After cocktails with friends, I realize I have a signature drink. There is a way people see me and there is a way I see myself and I wonder about an amalgam of all the perceptions. The drink of me has liqueur made from violets grown on the Swiss Alps, and gin, and freshly squeezed lemon. The paradox of common growing things found in a hard to reach place is not lost, nor is the idea that my clothes are second hand but my drink (or the fact that I even have a “signature drink”) might be seen as pretentious. I ordered the drink on a whim in a moment of splurge. Yet after the first sip of tentative whimsy and the childlike discovery of something unexpected, I knew things I didn't know before. I recognized flavors and essences and generations of care for ingredients and methods and heart. I tasted love – mine and theirs and yours and God's. Fine; yes; I'm being effusive about a drink. But there is more here that I'm trying to say.

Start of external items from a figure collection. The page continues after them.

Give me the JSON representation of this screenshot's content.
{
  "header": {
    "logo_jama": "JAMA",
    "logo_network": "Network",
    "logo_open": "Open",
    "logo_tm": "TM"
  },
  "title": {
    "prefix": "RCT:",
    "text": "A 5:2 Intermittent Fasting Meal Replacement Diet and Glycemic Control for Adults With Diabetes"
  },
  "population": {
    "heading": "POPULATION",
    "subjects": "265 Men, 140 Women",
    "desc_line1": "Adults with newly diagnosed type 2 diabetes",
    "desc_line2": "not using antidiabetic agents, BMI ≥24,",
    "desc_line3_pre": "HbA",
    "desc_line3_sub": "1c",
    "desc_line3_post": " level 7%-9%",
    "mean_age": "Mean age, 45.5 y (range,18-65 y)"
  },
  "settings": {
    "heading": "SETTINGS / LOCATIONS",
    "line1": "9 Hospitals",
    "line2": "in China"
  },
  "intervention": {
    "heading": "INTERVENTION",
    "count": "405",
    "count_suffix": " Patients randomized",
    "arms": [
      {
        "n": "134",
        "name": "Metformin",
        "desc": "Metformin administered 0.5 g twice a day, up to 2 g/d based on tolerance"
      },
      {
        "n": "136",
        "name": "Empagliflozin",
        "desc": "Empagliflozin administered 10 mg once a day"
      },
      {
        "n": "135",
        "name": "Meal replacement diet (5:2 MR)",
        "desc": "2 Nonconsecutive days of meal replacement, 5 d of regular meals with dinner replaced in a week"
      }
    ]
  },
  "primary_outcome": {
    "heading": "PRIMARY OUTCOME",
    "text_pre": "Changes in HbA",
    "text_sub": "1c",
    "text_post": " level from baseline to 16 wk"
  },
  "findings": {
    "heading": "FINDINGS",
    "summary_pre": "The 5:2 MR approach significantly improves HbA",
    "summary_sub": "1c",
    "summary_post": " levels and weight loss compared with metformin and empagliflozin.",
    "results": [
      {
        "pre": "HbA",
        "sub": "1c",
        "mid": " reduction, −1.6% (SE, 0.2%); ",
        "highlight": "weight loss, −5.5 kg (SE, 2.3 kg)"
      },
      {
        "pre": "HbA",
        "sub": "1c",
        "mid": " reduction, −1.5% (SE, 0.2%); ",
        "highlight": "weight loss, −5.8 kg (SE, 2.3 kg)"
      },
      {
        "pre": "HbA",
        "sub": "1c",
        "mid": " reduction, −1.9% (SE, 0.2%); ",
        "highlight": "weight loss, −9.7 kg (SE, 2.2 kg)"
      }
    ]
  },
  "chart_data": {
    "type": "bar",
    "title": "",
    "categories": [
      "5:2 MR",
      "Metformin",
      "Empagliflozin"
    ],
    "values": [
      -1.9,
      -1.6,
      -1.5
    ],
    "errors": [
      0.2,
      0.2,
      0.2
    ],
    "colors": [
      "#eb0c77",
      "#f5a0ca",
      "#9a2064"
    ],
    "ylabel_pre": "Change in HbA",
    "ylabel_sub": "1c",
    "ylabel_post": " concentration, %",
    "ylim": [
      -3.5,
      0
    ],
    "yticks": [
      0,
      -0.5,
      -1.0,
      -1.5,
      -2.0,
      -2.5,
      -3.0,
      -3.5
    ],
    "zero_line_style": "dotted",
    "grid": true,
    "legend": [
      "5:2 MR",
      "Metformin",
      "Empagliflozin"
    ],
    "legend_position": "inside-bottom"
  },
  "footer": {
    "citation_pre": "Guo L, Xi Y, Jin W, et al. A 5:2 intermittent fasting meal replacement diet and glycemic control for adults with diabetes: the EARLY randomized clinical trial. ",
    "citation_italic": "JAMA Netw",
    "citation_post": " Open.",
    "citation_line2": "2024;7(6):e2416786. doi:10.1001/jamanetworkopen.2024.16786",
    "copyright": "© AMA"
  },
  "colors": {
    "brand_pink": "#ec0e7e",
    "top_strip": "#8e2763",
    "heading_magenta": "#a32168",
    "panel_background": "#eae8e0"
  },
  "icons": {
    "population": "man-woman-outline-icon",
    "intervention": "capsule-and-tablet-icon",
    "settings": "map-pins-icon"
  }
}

Raking the roof, shoveling snow, stacking wood. Today is a day for managing Michigan. I have decided on a soup: white bean, chicken, and kale with thin table crackers on the side. As the soup simmers I break a piece of cracker off and let it melt on my tongue. The image of the priest putting the consecrated host in my hands always comes to mind. I never let him put it in my mouth like the others do – too personal – too intimate. Maybe that's why he left the priesthood. Maybe that's why I left too.
The secret path is not a secret. She is curved and understands her slavery and therefore, understands yours. Someone invisible is always with you . . . in the fields, at the river, in the pines, on the mountain. She swims in the lake naked at night and she knits warm scarves as an eternal gift.
I know these things in a single sip; hear them in a note; taste them in a saltine cracker. Who needs to know this; who cares?